About this benchmark
Agentic loops are the hardest reliability challenge in LLM deployment. A single-turn task that a model completes perfectly can fail unpredictably when it requires multi-step planning, information retrieval, and synthesis. This benchmark isolates the failure modes: which step breaks first, and how consistently does the model fail there?
The 5-step chain uses DeepSeek as the research target because it provides a chain of extractable facts — founding year, headquarters city, country — that must be discovered in sequence. Fake tool results are injected at each step so the eval works identically across all providers, regardless of whether the model has internet access.
Frequently asked questions
Why use text-based JSON tool calling instead of native function calling?

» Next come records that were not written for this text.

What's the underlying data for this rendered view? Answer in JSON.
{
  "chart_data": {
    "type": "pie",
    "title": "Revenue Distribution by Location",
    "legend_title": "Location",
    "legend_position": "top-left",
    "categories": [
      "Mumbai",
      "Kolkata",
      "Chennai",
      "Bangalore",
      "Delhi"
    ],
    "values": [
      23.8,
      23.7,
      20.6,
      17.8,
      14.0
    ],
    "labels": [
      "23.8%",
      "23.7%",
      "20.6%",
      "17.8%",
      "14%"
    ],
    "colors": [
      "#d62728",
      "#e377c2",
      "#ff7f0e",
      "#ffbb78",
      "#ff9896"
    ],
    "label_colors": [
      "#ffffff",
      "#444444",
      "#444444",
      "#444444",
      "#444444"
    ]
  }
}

Native function-calling APIs vary significantly between providers and are not available on all models. Text-based JSON calling is provider-agnostic and tests whether the model understands the tool-calling paradigm — a more fundamental capability than provider-specific API compliance.
What happens at step 5 (Synthesis)?
Step 5 asks the model to write a free-form research report using all previously gathered information. There is no tool call — the model just writes text. The step passes if the response is at least 40 words and contains at least one of the key facts: DeepSeek, Hangzhou, China, or 2023.
Can I run multiple trials to test consistency?
Yes. Agentic behaviors are non-deterministic — a model that passes all 5 steps 3/5 times is more reliable than one that always fails at step 1, but less reliable than one that always completes the chain. Multiple trials expose this variance directly.